Terry Fox Laboratory, BC Cancer Research, Vancouver, British Columbia, Canada.
Department of Medical Genetics, University of British Columbia, Vancouver, British Columbia, Canada.
Cytometry A. 2023 Nov;103(11):889-901. doi: 10.1002/cyto.a.24776. Epub 2023 Aug 29.
The analysis of large amounts of data is important for the development of machine learning (ML) models. flowSim is the first algorithm designed to visualize, detect and remove highly redundant information in flow cytometry (FCM) training sets to decrease the computational time for training and increase the performance of ML algorithms by reducing overfitting. flowSim performs near duplicate image detection by combining community detection algorithms with the density analysis of the marker expression values. flowSim clustering compared to consensus manual clustering on a dataset composed of 160 images of bivariate FCM data had a mean Adjusted Rand Index of 0.90, demonstrating its efficiency in identifying similar patterns. flowSim selectively discarded near duplicate files in datasets constructed with known redundancy, and removed 92.6% of FCM images in a dataset of over 500,000 drawn from public repositories.
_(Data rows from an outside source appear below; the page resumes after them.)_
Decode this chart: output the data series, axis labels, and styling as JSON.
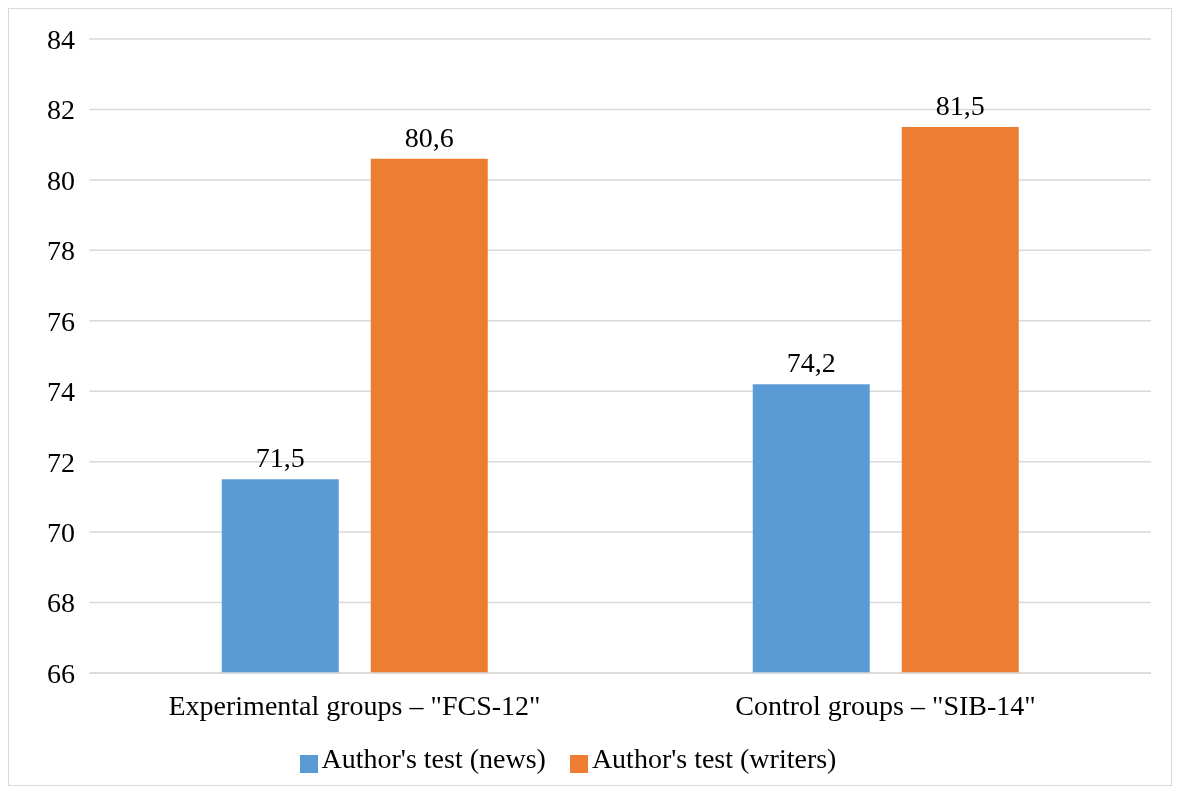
{
  "chart_data": {
    "type": "bar",
    "categories": [
      "Experimental groups – \"FCS-12\"",
      "Control groups – \"SIB-14\""
    ],
    "series": [
      {
        "name": "Author's test (news)",
        "color": "#5b9bd5",
        "values": [
          71.5,
          74.2
        ],
        "value_labels": [
          "71,5",
          "74,2"
        ]
      },
      {
        "name": "Author's test (writers)",
        "color": "#ed7d31",
        "values": [
          80.6,
          81.5
        ],
        "value_labels": [
          "80,6",
          "81,5"
        ]
      }
    ],
    "ylim": [
      66,
      84
    ],
    "yticks": [
      66,
      68,
      70,
      72,
      74,
      76,
      78,
      80,
      82,
      84
    ],
    "grid": "y",
    "legend": "bottom"
  }
}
大量数据分析对于机器学习 (ML) 模型的发展很重要。flowSim 是第一个旨在可视化、检测和去除流式细胞术 (FCM) 训练集中高度冗余信息的算法,以减少训练的计算时间,并通过减少过拟合来提高 ML 算法的性能。flowSim 通过将社区检测算法与标记表达值的密度分析相结合来执行近重复图像检测。flowSim 聚类与由 160 个双变量 FCM 数据图像组成的数据集上的共识手动聚类相比,调整后的 Rand 指数平均值为 0.90,表明其在识别相似模式方面的效率。flowSim 在构建已知冗余数据集时选择性地丢弃近重复文件,并在从公共存储库中提取的超过 500,000 张 FCM 图像的数据集上删除了 92.6%的图像。